Model set-up and assumptions. A. Schematic of a three-population feedforward model of the developing V1, S1, and RL. B. Example of random initial connectivity matrix between V1 and RL (connectivity matrix for S1 and RL is chosen identically) with a topographic bias denoted by stronger connections along the diagonal inspired by activity-independent mechanisms (see Methods). C. Sample of spontaneous events in V1 (top) and S1 (bottom) across cells as a function of time. Boxes highlight two spatiotemporally correlated events in V1 and S1 (see Methods). D. Example of refinement of connectivity matrix between V1 and RL (top) and S1 and RL (bottom), from t0 to tN. Same axes as in Figure 2B. E. Example of connectivity matrices in steady state from simulations with low (left) to highly (right) temporally correlated activity between V1 and S1. F. Schematic to illustrate topography and alignment measures (see Methods). G-I. Topography (G), alignment (H), and percentage of bimodal cells (I) as a function of V1 to S1 correlation. Red dots correspond to the examples from E. K. Excerpt of activity in RL at the beginning (left) and end (right) of the simulation (corresponds to panel D, left and right).

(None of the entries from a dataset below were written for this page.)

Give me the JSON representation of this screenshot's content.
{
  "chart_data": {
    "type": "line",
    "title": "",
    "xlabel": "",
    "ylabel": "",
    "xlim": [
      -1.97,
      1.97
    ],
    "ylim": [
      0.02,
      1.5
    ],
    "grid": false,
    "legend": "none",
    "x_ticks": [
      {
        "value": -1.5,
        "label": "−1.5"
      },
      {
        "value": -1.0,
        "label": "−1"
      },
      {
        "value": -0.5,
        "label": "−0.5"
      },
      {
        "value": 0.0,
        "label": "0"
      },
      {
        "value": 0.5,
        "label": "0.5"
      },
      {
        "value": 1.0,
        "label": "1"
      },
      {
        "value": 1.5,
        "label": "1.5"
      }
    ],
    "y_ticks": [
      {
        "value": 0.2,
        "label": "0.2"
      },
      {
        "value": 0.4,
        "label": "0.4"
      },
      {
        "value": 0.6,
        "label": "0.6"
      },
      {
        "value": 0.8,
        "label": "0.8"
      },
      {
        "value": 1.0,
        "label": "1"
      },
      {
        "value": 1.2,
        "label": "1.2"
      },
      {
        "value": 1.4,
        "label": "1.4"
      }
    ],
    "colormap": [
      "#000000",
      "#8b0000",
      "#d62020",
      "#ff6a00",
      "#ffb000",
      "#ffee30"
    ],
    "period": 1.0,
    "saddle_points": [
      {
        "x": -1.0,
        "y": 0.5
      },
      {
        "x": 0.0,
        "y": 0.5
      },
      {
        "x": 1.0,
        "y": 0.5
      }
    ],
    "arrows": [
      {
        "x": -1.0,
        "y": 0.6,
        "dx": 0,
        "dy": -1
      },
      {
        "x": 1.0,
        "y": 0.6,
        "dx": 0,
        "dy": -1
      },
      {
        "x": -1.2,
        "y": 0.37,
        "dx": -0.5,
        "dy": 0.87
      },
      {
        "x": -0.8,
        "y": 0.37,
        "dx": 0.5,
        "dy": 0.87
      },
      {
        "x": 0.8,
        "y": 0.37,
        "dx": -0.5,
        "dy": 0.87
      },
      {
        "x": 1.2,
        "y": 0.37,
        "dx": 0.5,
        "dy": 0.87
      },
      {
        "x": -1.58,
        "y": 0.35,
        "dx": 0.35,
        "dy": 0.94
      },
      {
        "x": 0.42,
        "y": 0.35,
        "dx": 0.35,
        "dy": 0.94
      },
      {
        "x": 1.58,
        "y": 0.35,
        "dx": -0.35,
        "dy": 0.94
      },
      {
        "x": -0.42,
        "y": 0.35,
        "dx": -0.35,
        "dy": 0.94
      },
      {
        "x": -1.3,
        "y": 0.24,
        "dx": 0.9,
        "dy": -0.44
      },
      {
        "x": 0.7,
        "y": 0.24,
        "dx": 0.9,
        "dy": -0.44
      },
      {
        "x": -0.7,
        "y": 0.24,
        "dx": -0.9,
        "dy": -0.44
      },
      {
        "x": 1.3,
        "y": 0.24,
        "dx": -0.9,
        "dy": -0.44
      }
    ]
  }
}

More mature spontaneous events in S1 effectively instruct map alignment between V1 and RL. A. Three pairs of connectivity matrices (V1 left, S1 right) with increasing (top to bottom) S1 bias. B. Corresponding connectivity matrices in steady-state after plasticity. C. S1 and V1 topography for different S1-RL connectivity biases (indicated by color).
A mixture of bimodal and unimodal neurons can optimally decode activity. A. Schematic of regression procedure to calculate R2 for reconstructing V1 or S1 activity from RL activity with a non-linear transfer function (a sigmoid) (see Methods). A linear regression is performed using the non-linearly transformed RL activity (dependent variable) and both V1 and S1 activity (independent variables). R2 is calculated from V1 or S1 activity separately using the fitted regression line. B. Reconstruction of V1 or S1 activity (R2) as a function of the percentage of connected cells from the respective cortex over all values of correlation chosen uniformly between 0 and 1 (see Methods). Color indicates topography. C. Reconstruction of V1 and S1 activity (R2) as a function of the percentage of bimodal cells (denoted by color).